Monday, 10 August 2015

The Appeal Of Made In Chelsea

As Made In Chelsea (now in its 9th season and having recently celebrated it’s 100th episode) continues to dominate UK television ratings every Monday evening, let’s take a look at just what it is about this show that manages to consistently draw in an audience. 

Twitter: Made in Chelsea
I’ll admit, it’s a guilty pleasure of mine although these days, as the scenes/storylines become increasingly staged, I watch it more out of habit and I am started to get a little bored of the show, finding it hard to stay fully engaged. I mean, there are only so many times "so-and-so-hooking-up-with-so-and-so’s-ex" can be an interesting plotline.

I was really into the storylines at one point though, but even then I was a late fan.

Prior to that, I remember my sister catching up with an episode and wondering how on earth she was so engrossed in such a slow-paced show with not much really happening; a show that was seemingly just full of awkward pauses and stilted dialogue to move the storyline along.

So, while I’ve managed to get into the show now, I understand why some might still be puzzled.

Much like I’m curious as to why Game of Thrones has such a captivated audience; I watched a few episodes and couldn’t get into it at all – at least to me, it just seemed like gratuitous sex and violence with not a single likeable character.

But anyway, Made In Chelsea is generally derided by television snobs, especially when they wonder how people manage to get so invested in a show which claims to be "reality" TV, when some of the scenes are clearly set-up.

While the authenticity of some of the show's scenes is indeed questionable, does that mean people can’t enjoy the show? Even if the situations are more fiction than reality, it can still be enjoyed just like any other television show.

The official stance from producers of Made in Chelsea is that the show is of the "scripted reality" genre - although the scenes are set-up (so the moments can be captured on camera), the issues and conflict that provide drama to the show are real. For example, if a couple on the show are shown to be having relationship issues, they are a genuine couple and this is a genuine argument or issue in their relationship.

And I think that’s where the appeal lies in the show, due to the characters and situations that people can connect with or relate to. Sure, the scenes and situations are set-up, but the people and conversations are real and once you get invested in a character or personality, you’re interested in watching a particular relationship or situation develop.

It’s not just romantic situations which are explored either (although they do create most of the drama in the show); the ups-and-downs of friendships are a common theme although admittedly, these tend to be secondary issues focused on in the show.

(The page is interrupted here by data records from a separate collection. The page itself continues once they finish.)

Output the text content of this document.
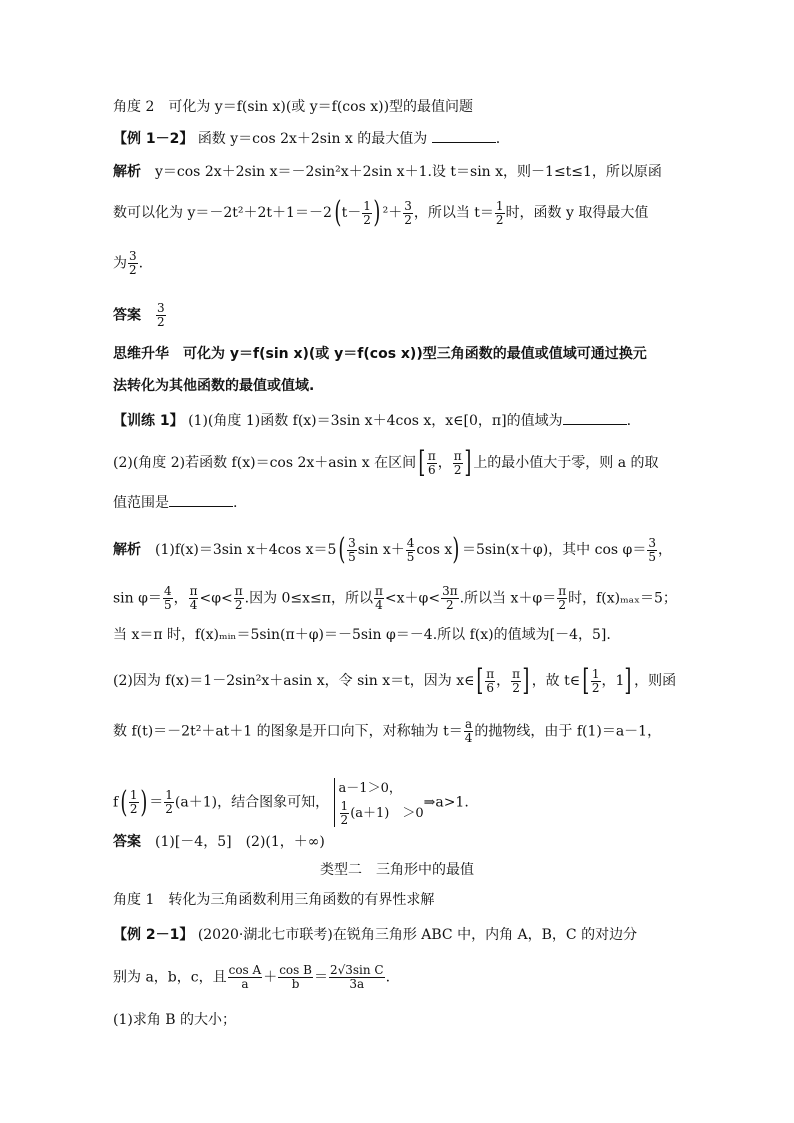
角度 2　可化为 y＝f(sin x)(或 y＝f(cos x))型的最值问题
【例 1－2】 函数 y＝cos 2x＋2sin x 的最大值为	.
解析　 y＝cos 2x＋2sin x＝－2sin²x＋2sin x＋1.设 t＝sin x，则－1≤t≤1，所以原函
数可以化为 $y=-2t^2+2t+1=-2(t- \frac{1}{2}$ ) $^2+ \frac{3}{2}$ ，所以当 $t= \frac{1}{2}$ 时，函数 y 取得最大值
为 $\frac{3}{2}$ .
答案　 $\frac{3}{2}$
思维升华　 可化为 y＝f(sin x)(或 y＝f(cos x))型三角函数的最值或值域可通过换元
法转化为其他函数的最值或值域.
【训练 1】 (1)(角度 1)函数 f(x)＝3sin x＋4cos x，x∈[0，π]的值域为	.
(2)(角度 2)若函数 f(x)＝cos 2x＋asin x 在区间[ $\frac{\pi}{6}$ ， $\frac{\pi}{2}$ ] 上的最小值大于零，则 a 的取
值范围是	.
解析　 (1)f(x)＝3sin x＋4cos $x=5( \frac{3}{5}$ $\sin x+ \frac{4}{5}$ cos x) ＝5sin(x＋φ)，其中 $\cos \varphi= \frac{3}{5}$ ，
$\sin \varphi= \frac{4}{5}$ ， $\frac{\pi}{4} <\varphi< \frac{\pi}{2}$ .因为 0≤x≤π，所以 $\frac{\pi}{4} <x+\varphi< \frac{3\pi}{2}$ .所以当 $x+\varphi= \frac{\pi}{2}$ 时，f(x)ₘₐₓ＝5；
当 x＝π 时，f(x)ₘᵢₙ＝5sin(π＋φ)＝－5sin φ＝－4.所以 f(x)的值域为[－4，5].
(2)因为 f(x)＝1－2sin²x＋asin x，令 sin x＝t，因为 x∈[ $\frac{\pi}{6}$ ， $\frac{\pi}{2}$ ] ，故 t∈[ $\frac{1}{2}$ ，1] ，则函
数 f(t)＝－2t²＋at＋1 的图象是开口向下，对称轴为 $t= \frac{a}{4}$ 的抛物线，由于 f(1)＝a－1，
$f( \frac{1}{2}$ ) ＝ $\frac{1}{2} (a+1)$，结合图象可知，
a－1＞0，
$\frac{1}{2} (a+1)$　＞0
⇒a>1.
答案　 (1)[－4，5]　(2)(1，＋∞)
类型二　三角形中的最值
角度 1　转化为三角函数利用三角函数的有界性求解
【例 2－1】 (2020·湖北七市联考)在锐角三角形 ABC 中，内角 A，B，C 的对边分
别为 a，b，c，且 $\frac{\text{cos A}}{a} + \frac{\text{cos B}}{b} = \frac{\text{2√3sin C}}{3a}$ .
(1)求角 B 的大小；
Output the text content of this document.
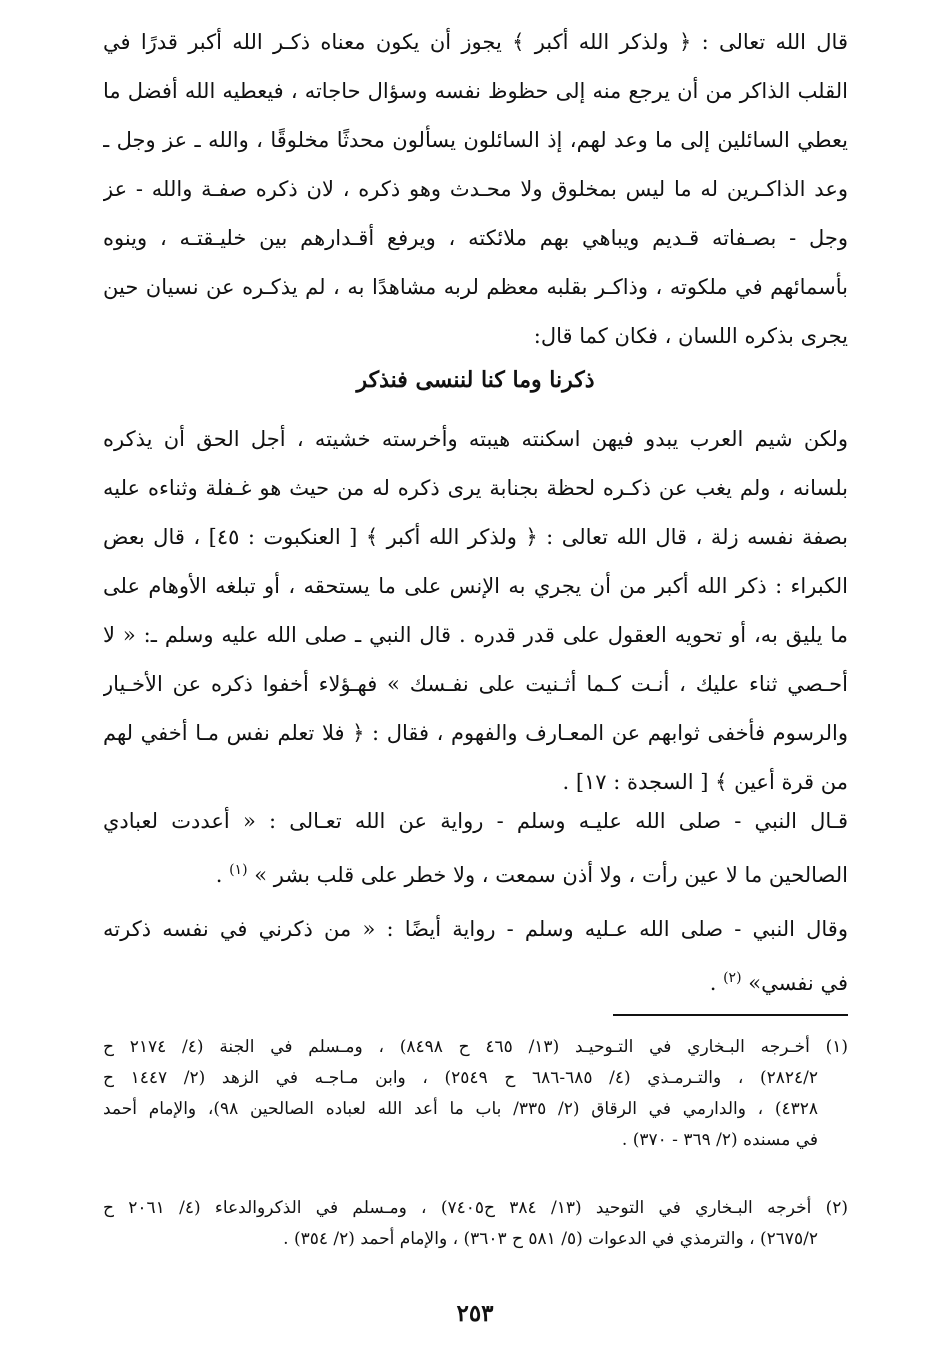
قال الله تعالى : ﴿ ولذكر الله أكبر ﴾ يجوز أن يكون معناه ذكـر الله أكبر قدرًا في
القلب الذاكر من أن يرجع منه إلى حظوظ نفسه وسؤال حاجاته ، فيعطيه الله أفضل ما
يعطي السائلين إلى ما وعد لهم، إذ السائلون يسألون محدثًا مخلوقًا ، والله ـ عز وجل ـ
وعد الذاكـرين له ما ليس بمخلوق ولا محـدث وهو ذكره ، لان ذكره صفـة والله - عز
وجل - بصـفاته قـديم ويباهي بهم ملائكته ، ويرفع أقـدارهم بين خليـقتـه ، وينوه
بأسمائهم في ملكوته ، وذاكـر بقلبه معظم لربه مشاهدًا به ، لم يذكـره عن نسيان حين
يجرى بذكره اللسان ، فكان كما قال:
ذكرنا وما كنا لننسى فنذكر
ولكن شيم العرب يبدو فيهن اسكنته هيبته وأخرسته خشيته ، أجل الحق أن يذكره
بلسانه ، ولم يغب عن ذكـره لحظة بجنابة يرى ذكره له من حيث هو غـفلة وثناءه عليه
بصفة نفسه زلة ، قال الله تعالى : ﴿ ولذكر الله أكبر ﴾ [ العنكبوت : ٤٥] ، قال بعض
الكبراء : ذكر الله أكبر من أن يجري به الإنس على ما يستحقه ، أو تبلغه الأوهام على
ما يليق به، أو تحويه العقول على قدر قدره . قال النبي ـ صلى الله عليه وسلم ـ: « لا
أحـصي ثناء عليك ، أنـت كـما أثـنيت على نفـسك » فهـؤلاء أخفوا ذكره عن الأخـيار
والرسوم فأخفى ثوابهم عن المعـارف والفهوم ، فقال : ﴿ فلا تعلم نفس مـا أخفي لهم
من قرة أعين ﴾ [ السجدة : ١٧] .
قـال النبي - صلى الله عليـه وسلم - رواية عن الله تعـالى : « أعددت لعبادي
الصالحين ما لا عين رأت ، ولا أذن سمعت ، ولا خطر على قلب بشر » $^{(١)}$ .
وقال النبي - صلى الله عـليه وسلم - رواية أيضًا : « من ذكرني في نفسه ذكرته
في نفسي» $^{(٢)}$ .
(١) أخـرجه البـخاري في التـوحيـد (١٣/ ٤٦٥ ح ٨٤٩٨) ، ومـسلم في الجنة (٤/ ٢١٧٤ ح
٢٨٢٤/٢) ، والتـرمـذي (٤/ ٦٨٥-٦٨٦ ح ٢٥٤٩) ، وابن مـاجـه في الزهد (٢/ ١٤٤٧ ح
٤٣٢٨) ، والدارمي في الرقاق (٢/ ٣٣٥/ باب ما أعد الله لعباده الصالحين ٩٨)، والإمام أحمد
في مسنده (٢/ ٣٦٩ - ٣٧٠) .
(٢) أخرجه البـخاري في التوحيد (١٣/ ٣٨٤ ح٧٤٠٥) ، ومـسلم في الذكروالدعاء (٤/ ٢٠٦١ ح
٢٦٧٥/٢) ، والترمذي في الدعوات (٥/ ٥٨١ ح ٣٦٠٣) ، والإمام أحمد (٢/ ٣٥٤) .
٢٥٣
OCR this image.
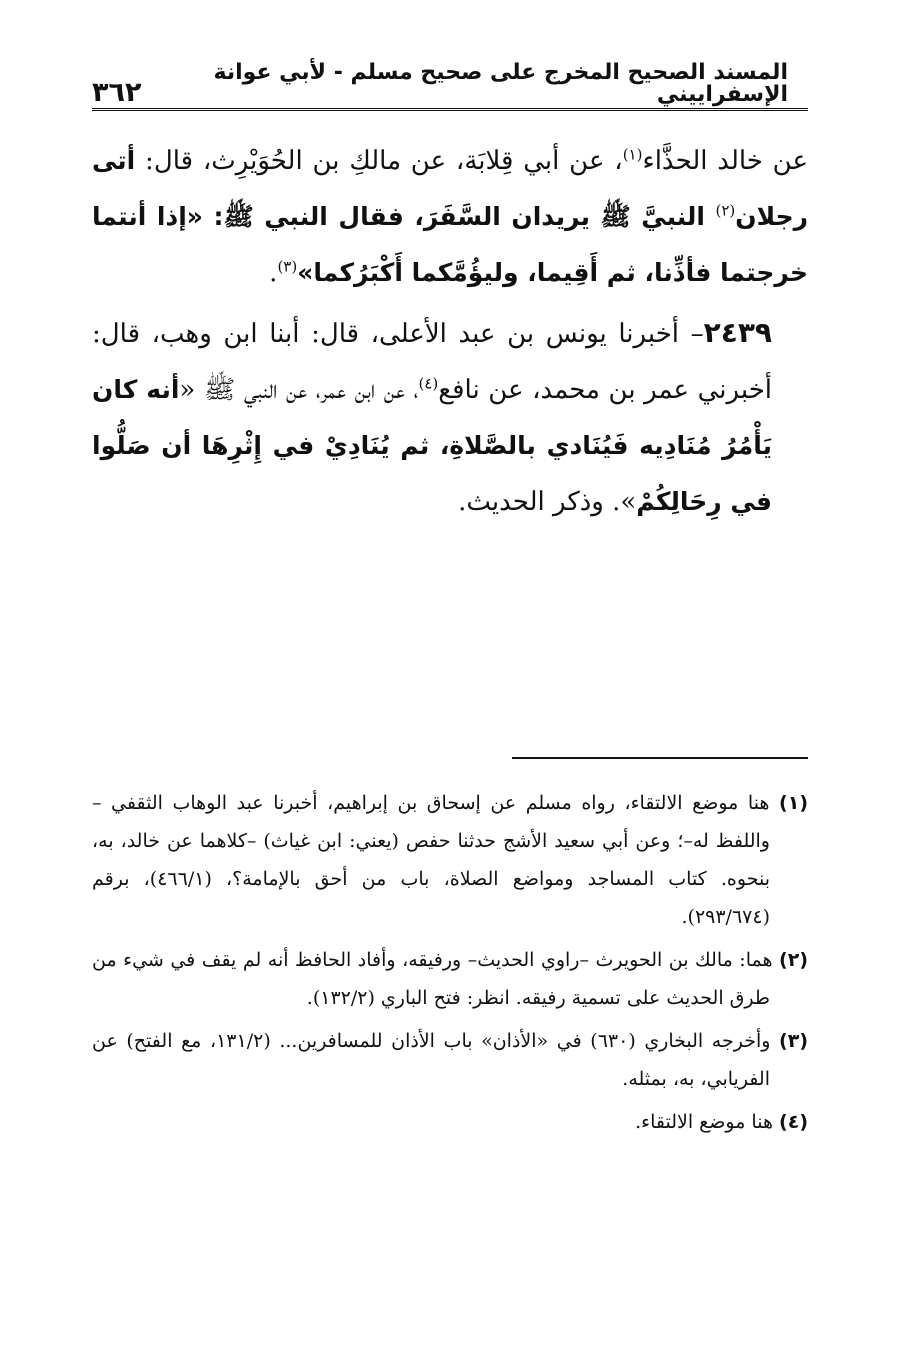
المسند الصحيح المخرج على صحيح مسلم - لأبي عوانة الإسفراييني
٣٦٢

عن خالد الحذَّاء$^{(١)}$، عن أبي قِلابَة، عن مالكِ بن الحُوَيْرِث، قال: أتى رجلان$^{(٢)}$ النبيَّ ﷺ يريدان السَّفَرَ، فقال النبي ﷺ: «إذا أنتما خرجتما فأذِّنا، ثم أَقِيما، وليؤُمَّكما أَكْبَرُكما»$^{(٣)}$.

٢٤٣٩– أخبرنا يونس بن عبد الأعلى، قال: أبنا ابن وهب، قال: أخبرني عمر بن محمد، عن نافع$^{(٤)}$، عن ابن عمر، عن النبي ﷺ «أنه كان يَأْمُرُ مُنَادِيه فَيُنَادي بالصَّلاةِ، ثم يُنَادِيْ في إِثْرِهَا أن صَلُّوا في رِحَالِكُمْ». وذكر الحديث.

(١) هنا موضع الالتقاء، رواه مسلم عن إسحاق بن إبراهيم، أخبرنا عبد الوهاب الثقفي – واللفظ له–؛ وعن أبي سعيد الأشج حدثنا حفص (يعني: ابن غياث) –كلاهما عن خالد، به، بنحوه. كتاب المساجد ومواضع الصلاة، باب من أحق بالإمامة؟، (٤٦٦/١)، برقم (٢٩٣/٦٧٤).

(٢) هما: مالك بن الحويرث –راوي الحديث– ورفيقه، وأفاد الحافظ أنه لم يقف في شيء من طرق الحديث على تسمية رفيقه. انظر: فتح الباري (١٣٢/٢).

(٣) وأخرجه البخاري (٦٣٠) في «الأذان» باب الأذان للمسافرين... (١٣١/٢، مع الفتح) عن الفريابي، به، بمثله.

(٤) هنا موضع الالتقاء.
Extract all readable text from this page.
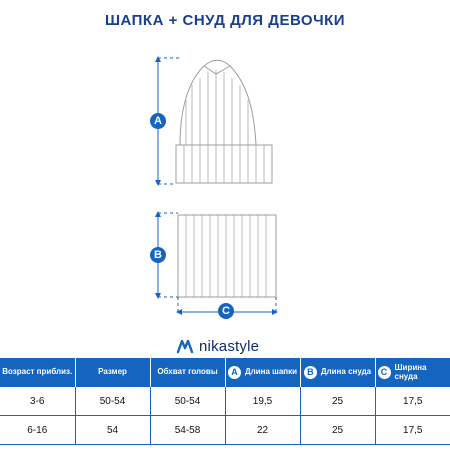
ШАПКА + СНУД ДЛЯ ДЕВОЧКИ
A
B
C
nikastyle
Возраст приблиз.	Размер	Обхват головы	A Длина шапки	B Длина снуда	C Ширина снуда

3-6	50-54	50-54	19,5	25	17,5
6-16	54	54-58	22	25	17,5
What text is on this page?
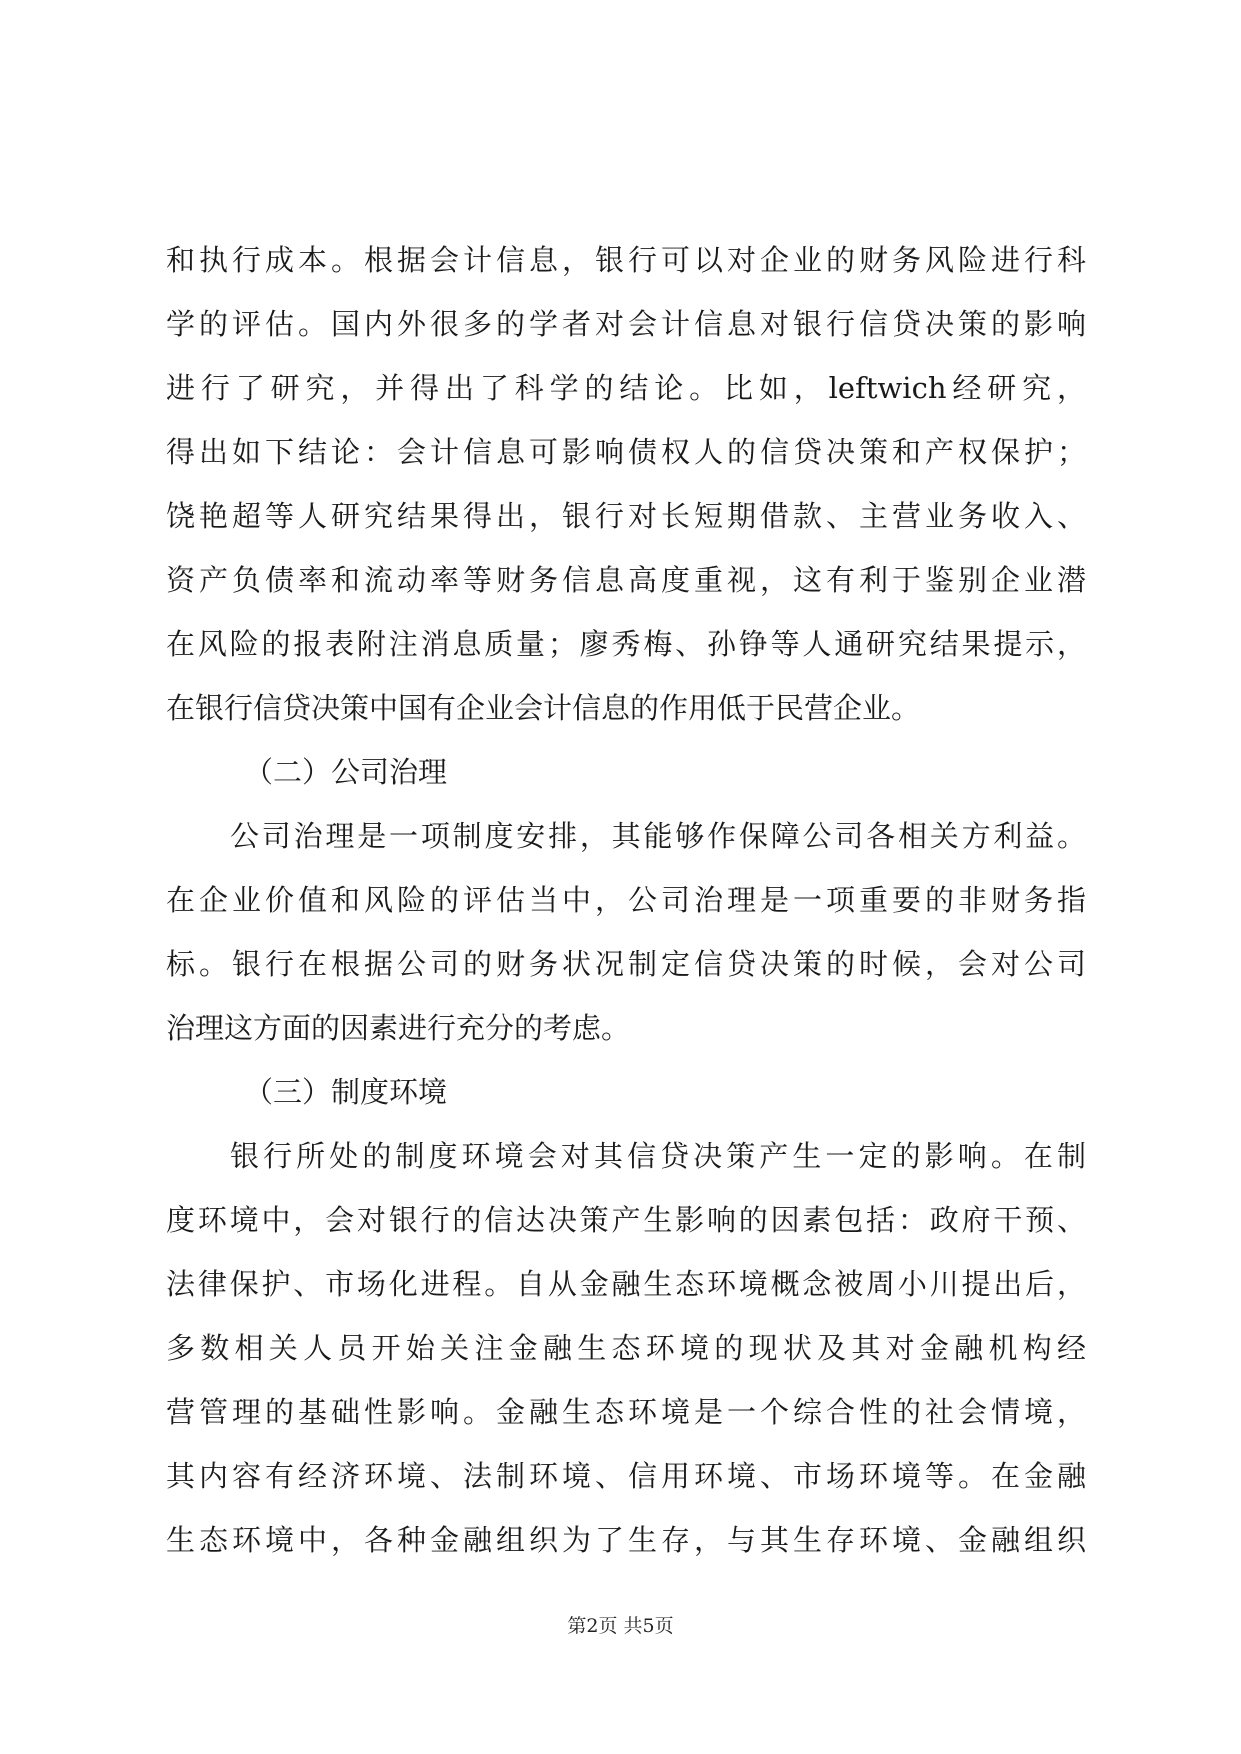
和执行成本。根据会计信息，银行可以对企业的财务风险进行科
学的评估。国内外很多的学者对会计信息对银行信贷决策的影响
进行了研究，并得出了科学的结论。比如，leftwich经研究，
得出如下结论：会计信息可影响债权人的信贷决策和产权保护；
饶艳超等人研究结果得出，银行对长短期借款、主营业务收入、
资产负债率和流动率等财务信息高度重视，这有利于鉴别企业潜
在风险的报表附注消息质量；廖秀梅、孙铮等人通研究结果提示，
在银行信贷决策中国有企业会计信息的作用低于民营企业。
（二）公司治理
公司治理是一项制度安排，其能够作保障公司各相关方利益。
在企业价值和风险的评估当中，公司治理是一项重要的非财务指
标。银行在根据公司的财务状况制定信贷决策的时候，会对公司
治理这方面的因素进行充分的考虑。
（三）制度环境
银行所处的制度环境会对其信贷决策产生一定的影响。在制
度环境中，会对银行的信达决策产生影响的因素包括：政府干预、
法律保护、市场化进程。自从金融生态环境概念被周小川提出后，
多数相关人员开始关注金融生态环境的现状及其对金融机构经
营管理的基础性影响。金融生态环境是一个综合性的社会情境，
其内容有经济环境、法制环境、信用环境、市场环境等。在金融
生态环境中，各种金融组织为了生存，与其生存环境、金融组织
第2页 共5页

However, whether it’s due the personalities in the show maturing or running out of people to "hook-up" with, some of the situations or new relationships aren’t all that believable, which is definitely affecting how interested people are in the show; the last season had to be the most boring, yet.

It’s also hard to believe some of the relationship developments portrayed on the show, when a lot of these personalities are active on social media…and their Twitter and Instagram pages show a very different story.

Take the whole "Spencer cheating on Lauren" storyline in the last season. The way Lauren was smirking throughout his whole apology scene made it seem like this issue had specifically been created to add drama to the show. It would also explain why she didn’t seem particularly cut-up about it, and why the incident hasn’t dented their relationship; both are still posting lovey-dovey snaps on social media, so it seems their relationship is stronger than ever.

Weak storylines aside, the show does have strength in other areas. For one, the music featured in the show is GOLD, especially some of the indie covers - there are some right musical gems I’ve discovered, thanks to the Made in Chelsea soundtrack.

Each episode in the show opens up with a stand-alone quote from one of the characters too, and there have been some classic one-liners courtesy of the MIC cast, such as:

"Mate, nothing screams guilty like a random present" – Spencer

Twitter: Daran Little
"I have to learn to forgive…otherwise I’m gonna end up with no friends" – Lucy

From a production standpoint, it’s hard to argue the show isn’t beautifully shot: full of soft-focus/high-key depth of field shots, it’s like Instagram for film. Tumblr would be proud.

Props to the colour grader too, who has also managed to conceal the more grimier parts of London, making certain parts look more like Monaco… which I guess emphasises the wealth of characters and well, Chelsea.

And principally, that’s probably what initially drew in an audience - seeing how the wealthier upper-class in this country live, so we can look on enviously whilst simultaneously taking the p*ss out of their posh accents.

While some of the characters - sorry, personalities - probably aren’t as well-off as the show likes to make them out to be, the majority of them have had some sort of privileged upbringing, with many having close connections to the Royals.

So that’s another selling point of the show – it’s always interesting to see how different sections of society live.

When it really comes down to it though, what keeps people coming back every week are the "storylines" - the situations the characters are finding themselves in and the emotional fallout.

There will always be an audience for relatable situations, especially as more and more television content is reality-based. A pretty backdrop of London, as well as stylish on-screen personalities, (much like Keeping Up With The Kardashians) probably helps too.